Lang möchte möglichst nah an der BB-Biografie sein. Der komplette Text, den Brecht spricht, stammt von diesem selbst. Lang verwendet nur Zitate. „Das ist neu in der Brechtrezeption“, sagt der Filmemacher. Für sein Drehbuch habe er alles, was Brecht geschrieben habe, verwenden dürfen. Bei Kurt Weill konnte Lang ähnlich verfahren.
Als Brecht-Darsteller hat Lang den Schauspieler Lars Eidinger gewonnen. Damit Eidinger seinen Brecht richtig Augsburgerisch sprechen lassen kann, sind bereits Sprachtrainer in Augsburg angeheuert worden. Auch die anderen Rollen des Films sind namhaft besetzt. An Eidingers Seite spielen Tobias Moretti (Macheath), Hannah Herzsprung (Polly plus Carola Neher), Britta Hammelstein (Jenny und Lotte Lenya), Joachim Król (Peachum), Christian Redl (Tiger Brown), Claudia Michelsen (Frau Peachum), Robert Stadlober (Kurt Weill), Max Raabe (Moritatensänger). Die Musik für den Film steuert das neuformierte SWR Symphonieorchester bei, die SWR Big Band und das SWR Vokalensemble. Der Komponist HK Gruber schreibt neue Songs dazu. Bei der Verfilmung wird es sich um eine deutschbelgische Koproduktion handeln – gedreht wird jetzt im März in Deutschland und Belgien.

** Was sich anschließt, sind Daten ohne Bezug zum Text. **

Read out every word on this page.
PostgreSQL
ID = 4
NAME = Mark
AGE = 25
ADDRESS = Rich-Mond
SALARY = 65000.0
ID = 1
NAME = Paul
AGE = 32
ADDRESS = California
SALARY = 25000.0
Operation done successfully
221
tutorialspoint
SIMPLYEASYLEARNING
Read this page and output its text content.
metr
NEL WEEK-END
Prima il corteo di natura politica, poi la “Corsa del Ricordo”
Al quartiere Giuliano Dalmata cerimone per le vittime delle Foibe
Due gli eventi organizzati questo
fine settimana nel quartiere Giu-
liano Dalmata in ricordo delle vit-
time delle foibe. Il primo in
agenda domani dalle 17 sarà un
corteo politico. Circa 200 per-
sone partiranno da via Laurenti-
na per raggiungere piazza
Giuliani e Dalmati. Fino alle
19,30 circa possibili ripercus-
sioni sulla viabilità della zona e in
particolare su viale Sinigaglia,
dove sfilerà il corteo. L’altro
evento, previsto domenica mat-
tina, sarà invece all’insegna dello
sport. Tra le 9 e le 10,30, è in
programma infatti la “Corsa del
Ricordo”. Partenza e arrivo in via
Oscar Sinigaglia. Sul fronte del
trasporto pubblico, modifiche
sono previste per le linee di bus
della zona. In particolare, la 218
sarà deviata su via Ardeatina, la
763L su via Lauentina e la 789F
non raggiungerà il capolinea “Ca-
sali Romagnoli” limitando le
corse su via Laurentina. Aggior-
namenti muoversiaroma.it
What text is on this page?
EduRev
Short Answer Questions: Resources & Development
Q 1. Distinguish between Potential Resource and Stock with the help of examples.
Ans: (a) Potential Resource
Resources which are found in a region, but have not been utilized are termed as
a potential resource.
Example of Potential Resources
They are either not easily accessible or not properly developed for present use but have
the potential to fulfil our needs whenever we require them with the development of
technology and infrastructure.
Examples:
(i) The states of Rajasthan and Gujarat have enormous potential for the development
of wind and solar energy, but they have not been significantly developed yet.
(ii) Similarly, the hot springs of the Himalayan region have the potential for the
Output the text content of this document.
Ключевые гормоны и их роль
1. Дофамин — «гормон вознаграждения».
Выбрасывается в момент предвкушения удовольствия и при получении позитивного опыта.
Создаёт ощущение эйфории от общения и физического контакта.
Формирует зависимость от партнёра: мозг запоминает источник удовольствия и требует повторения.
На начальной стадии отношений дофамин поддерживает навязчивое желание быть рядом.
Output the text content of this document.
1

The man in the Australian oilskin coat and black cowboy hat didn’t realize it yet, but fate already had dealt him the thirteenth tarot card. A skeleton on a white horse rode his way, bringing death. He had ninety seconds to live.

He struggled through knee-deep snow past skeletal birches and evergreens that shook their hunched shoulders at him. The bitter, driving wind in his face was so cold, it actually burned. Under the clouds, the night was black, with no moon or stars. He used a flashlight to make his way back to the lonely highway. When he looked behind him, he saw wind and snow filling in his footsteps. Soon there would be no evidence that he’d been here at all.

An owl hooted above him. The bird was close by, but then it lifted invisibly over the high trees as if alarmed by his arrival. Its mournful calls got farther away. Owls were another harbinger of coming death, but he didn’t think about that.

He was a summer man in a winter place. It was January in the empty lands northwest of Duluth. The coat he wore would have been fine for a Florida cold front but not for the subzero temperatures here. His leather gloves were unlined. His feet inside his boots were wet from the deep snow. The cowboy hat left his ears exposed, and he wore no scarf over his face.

Kinogänger müssen sich allerdings noch ein wenig gedulden. Die Uraufführung soll bei der Berlinale 2018 stattfinden. Wann genau der Film ins Kino kommt, steht noch nicht fest. Mit einigem zeitlichen Abstand wird „Brechts Dreigroschenfilm“dann auch seinen Weg ins Fernsehen finden – er wird von der ARD und von Arte ausgestrahlt.